Say I have a distribution, either described by a probability density function that is integrable and continuous, or by a set of discrete probabilities over a finite set of symbols.
I want to efficiently generate samples from this distribution. I don't care about references to other algorithms, I want to know if this idea is essentially correct, or how to improve it.
Here is how I currently do it for the discrete case :
- form the cumulative probability function ( defined at the ith symbol as the sum of all probabilities from the first symbol to the ith symbol ).
- Then, there is an interval, [0,max(CDF)] and it is trivial to output a IID random number anywhere in that interval using a regular PRNG.
- Since every symbol is now associated with an interval, we output the symbol in whose interval the IID number landed.
It seems completely obvious to me that the output sequence will have the characteristics of the given discrete distribution, and is optimal up to the original PRNG.
I want now to extend to the continuous case (this may be the Ziggurat algorithm, and if so, boy am I happy I jumped straight to that).
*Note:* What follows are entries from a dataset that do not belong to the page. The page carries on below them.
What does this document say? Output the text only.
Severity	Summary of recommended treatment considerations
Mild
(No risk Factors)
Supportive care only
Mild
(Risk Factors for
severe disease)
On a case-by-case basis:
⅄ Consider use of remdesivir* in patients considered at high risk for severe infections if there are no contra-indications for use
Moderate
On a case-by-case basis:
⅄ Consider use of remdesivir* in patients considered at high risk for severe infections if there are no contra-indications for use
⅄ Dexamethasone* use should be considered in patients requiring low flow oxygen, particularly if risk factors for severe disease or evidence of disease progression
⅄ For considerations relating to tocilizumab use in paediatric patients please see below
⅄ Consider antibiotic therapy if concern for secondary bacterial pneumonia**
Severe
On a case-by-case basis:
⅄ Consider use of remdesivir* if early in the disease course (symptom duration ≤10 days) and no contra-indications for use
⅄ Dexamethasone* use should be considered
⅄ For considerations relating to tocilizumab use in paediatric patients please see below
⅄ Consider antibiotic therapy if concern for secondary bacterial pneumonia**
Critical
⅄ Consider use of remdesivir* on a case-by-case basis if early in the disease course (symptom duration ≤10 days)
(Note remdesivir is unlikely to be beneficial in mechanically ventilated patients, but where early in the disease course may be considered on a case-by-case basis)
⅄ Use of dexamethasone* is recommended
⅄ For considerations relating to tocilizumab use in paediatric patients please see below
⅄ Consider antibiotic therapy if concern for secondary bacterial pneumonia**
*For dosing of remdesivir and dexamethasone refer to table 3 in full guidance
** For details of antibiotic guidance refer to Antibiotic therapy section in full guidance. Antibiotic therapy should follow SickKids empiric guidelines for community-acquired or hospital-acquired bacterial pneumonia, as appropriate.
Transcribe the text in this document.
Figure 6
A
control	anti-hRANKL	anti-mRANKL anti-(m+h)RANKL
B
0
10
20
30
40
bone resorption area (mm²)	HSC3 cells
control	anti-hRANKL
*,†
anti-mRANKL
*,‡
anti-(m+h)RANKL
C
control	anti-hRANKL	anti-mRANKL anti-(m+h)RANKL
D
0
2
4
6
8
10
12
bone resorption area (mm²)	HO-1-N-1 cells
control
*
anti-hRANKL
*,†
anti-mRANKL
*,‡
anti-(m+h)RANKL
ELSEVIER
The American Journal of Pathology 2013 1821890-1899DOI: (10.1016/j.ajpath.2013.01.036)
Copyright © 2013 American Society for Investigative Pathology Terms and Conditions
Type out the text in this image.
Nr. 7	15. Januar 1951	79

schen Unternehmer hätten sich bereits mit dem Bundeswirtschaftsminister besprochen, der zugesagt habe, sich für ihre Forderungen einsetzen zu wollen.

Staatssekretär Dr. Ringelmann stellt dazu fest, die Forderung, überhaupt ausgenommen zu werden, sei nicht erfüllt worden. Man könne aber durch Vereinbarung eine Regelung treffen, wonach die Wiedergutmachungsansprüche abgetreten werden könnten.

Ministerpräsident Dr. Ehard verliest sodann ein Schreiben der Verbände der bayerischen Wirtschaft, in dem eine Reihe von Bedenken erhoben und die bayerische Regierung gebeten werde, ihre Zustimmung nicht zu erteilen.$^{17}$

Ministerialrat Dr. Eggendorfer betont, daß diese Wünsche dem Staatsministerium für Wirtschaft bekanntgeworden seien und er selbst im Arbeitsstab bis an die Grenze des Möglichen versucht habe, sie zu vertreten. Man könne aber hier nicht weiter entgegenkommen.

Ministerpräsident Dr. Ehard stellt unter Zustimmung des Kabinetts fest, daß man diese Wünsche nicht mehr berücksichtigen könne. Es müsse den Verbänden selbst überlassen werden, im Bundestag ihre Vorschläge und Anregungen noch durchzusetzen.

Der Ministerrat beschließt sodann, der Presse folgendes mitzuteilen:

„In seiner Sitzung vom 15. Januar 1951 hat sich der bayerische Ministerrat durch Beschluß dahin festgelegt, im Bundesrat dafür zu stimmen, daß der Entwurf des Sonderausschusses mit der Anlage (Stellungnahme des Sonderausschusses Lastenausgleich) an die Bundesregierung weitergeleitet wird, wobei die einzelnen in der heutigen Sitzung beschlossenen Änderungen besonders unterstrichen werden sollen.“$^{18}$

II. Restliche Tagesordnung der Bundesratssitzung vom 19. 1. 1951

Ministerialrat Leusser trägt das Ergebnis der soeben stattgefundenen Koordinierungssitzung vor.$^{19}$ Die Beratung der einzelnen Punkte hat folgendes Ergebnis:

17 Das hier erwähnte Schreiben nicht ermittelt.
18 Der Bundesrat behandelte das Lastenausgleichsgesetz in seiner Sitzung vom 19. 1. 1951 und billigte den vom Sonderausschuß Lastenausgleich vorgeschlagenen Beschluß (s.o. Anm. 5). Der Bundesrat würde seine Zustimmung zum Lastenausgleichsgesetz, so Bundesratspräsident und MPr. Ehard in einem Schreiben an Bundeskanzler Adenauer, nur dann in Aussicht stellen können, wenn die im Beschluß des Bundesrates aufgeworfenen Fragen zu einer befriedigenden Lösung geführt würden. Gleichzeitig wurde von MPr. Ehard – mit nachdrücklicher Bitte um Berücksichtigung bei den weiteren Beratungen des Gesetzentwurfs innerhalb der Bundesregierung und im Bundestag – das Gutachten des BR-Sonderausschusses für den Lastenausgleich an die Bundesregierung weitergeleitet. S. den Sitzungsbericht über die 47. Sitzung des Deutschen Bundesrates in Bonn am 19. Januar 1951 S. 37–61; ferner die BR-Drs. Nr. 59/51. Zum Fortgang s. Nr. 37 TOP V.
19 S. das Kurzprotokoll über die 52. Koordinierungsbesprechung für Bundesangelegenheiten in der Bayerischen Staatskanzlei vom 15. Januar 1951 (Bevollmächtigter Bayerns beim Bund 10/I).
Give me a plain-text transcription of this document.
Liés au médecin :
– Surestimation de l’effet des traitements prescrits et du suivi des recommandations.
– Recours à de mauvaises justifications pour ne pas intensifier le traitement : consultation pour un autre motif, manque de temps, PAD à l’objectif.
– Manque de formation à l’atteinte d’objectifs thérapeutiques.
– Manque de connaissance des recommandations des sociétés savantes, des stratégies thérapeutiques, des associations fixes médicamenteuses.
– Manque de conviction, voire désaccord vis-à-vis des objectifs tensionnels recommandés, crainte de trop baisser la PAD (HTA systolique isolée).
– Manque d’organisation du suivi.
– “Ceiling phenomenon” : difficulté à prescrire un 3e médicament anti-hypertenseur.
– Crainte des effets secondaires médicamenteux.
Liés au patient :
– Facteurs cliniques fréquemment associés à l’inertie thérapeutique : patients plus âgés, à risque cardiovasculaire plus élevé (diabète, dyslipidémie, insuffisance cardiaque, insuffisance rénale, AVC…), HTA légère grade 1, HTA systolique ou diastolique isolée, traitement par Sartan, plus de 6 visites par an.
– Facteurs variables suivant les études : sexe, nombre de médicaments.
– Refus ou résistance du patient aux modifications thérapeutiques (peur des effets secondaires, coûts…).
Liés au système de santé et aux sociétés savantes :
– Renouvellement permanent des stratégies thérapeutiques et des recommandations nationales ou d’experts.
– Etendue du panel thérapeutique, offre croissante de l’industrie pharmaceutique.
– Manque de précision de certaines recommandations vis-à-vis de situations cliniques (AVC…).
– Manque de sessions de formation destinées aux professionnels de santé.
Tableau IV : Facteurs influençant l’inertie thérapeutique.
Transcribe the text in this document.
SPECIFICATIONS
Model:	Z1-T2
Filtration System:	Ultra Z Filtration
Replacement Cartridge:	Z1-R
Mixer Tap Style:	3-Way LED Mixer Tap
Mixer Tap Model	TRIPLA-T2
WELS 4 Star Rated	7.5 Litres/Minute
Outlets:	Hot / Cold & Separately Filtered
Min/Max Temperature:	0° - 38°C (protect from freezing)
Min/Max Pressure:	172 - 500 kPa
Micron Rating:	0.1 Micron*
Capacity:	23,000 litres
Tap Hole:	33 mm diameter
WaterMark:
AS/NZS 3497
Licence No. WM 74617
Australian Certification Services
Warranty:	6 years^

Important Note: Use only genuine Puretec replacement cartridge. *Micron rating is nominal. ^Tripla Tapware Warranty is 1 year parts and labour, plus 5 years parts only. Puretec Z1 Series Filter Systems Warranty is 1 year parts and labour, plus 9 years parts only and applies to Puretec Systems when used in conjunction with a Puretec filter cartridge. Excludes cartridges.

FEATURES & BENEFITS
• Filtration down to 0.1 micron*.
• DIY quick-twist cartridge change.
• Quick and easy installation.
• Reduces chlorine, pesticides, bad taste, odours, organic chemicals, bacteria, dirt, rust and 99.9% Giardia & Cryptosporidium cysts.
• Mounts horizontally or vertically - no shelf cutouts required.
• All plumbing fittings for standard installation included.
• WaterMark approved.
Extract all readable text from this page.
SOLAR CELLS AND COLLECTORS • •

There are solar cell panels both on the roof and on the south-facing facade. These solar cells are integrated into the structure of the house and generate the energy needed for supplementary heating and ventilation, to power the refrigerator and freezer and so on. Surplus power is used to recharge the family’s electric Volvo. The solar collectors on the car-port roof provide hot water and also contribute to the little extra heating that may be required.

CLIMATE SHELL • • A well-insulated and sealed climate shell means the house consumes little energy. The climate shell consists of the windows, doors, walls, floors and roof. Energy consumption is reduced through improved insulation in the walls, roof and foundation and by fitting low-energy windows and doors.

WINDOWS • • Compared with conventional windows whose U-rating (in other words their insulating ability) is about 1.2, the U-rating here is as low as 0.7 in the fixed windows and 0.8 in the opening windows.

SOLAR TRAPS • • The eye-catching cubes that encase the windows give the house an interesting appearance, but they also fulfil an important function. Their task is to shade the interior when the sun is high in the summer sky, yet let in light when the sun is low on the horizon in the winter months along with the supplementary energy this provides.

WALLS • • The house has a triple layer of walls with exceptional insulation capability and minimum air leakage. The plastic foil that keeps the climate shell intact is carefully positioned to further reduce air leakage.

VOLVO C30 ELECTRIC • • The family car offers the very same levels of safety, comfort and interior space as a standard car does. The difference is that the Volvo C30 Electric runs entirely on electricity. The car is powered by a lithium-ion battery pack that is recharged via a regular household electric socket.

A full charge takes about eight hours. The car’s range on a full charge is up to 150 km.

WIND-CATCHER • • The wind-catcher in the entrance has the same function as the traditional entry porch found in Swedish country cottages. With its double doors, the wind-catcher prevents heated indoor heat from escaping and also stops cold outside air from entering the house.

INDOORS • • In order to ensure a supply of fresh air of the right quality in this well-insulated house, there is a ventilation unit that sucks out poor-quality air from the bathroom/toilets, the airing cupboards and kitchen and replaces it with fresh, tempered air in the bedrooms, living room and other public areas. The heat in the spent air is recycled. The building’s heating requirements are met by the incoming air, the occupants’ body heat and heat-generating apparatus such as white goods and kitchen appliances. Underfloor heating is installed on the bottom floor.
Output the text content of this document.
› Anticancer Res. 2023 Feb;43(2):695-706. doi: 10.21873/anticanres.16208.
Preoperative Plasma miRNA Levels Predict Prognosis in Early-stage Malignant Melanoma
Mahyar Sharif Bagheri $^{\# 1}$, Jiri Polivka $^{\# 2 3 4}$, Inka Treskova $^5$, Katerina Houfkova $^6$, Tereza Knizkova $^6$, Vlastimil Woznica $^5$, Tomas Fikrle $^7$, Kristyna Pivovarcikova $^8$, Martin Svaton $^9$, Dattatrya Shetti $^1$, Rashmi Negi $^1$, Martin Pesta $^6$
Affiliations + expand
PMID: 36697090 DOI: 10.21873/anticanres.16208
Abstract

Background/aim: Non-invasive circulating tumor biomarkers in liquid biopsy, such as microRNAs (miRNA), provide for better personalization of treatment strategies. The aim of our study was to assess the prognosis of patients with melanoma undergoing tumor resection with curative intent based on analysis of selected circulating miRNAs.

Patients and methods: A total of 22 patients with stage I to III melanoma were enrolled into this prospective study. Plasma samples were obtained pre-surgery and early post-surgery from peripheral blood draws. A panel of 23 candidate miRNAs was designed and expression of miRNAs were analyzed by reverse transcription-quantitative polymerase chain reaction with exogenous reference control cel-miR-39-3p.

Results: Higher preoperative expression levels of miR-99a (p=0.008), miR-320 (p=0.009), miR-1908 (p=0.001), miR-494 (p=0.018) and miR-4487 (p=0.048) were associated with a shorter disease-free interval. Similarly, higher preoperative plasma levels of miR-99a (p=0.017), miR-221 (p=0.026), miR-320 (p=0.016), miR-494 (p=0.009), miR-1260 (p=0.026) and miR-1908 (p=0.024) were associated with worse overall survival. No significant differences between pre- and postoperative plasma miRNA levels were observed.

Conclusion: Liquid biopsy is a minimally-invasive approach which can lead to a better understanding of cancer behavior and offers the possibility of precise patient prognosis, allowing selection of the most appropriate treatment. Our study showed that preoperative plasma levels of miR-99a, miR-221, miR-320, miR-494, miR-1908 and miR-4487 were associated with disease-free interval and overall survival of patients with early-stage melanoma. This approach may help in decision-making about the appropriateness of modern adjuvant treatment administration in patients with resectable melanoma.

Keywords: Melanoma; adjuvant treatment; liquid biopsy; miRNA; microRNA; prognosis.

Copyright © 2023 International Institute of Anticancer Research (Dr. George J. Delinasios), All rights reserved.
But can we not simply integrate the PDF to get a CDF, again form the interval [0,max(CDF)] and again shoot IID randoms at this interval, and again, and this is the tricky part for me, associate each sample symbol (of which there are infinitely many) with an interval. Then output the sample symbol in whose interval the IID number landed.
So, my question is : how can I associate the sample symbols, with intervals? Presumably by discretizing (putting into buckets) the sample symbol interval, and giving anything in a bucket the same probability. The size of buckets could be worked out so as to, over the intended output stream length, not cause any detectable deviation from the underlying continuous distribution.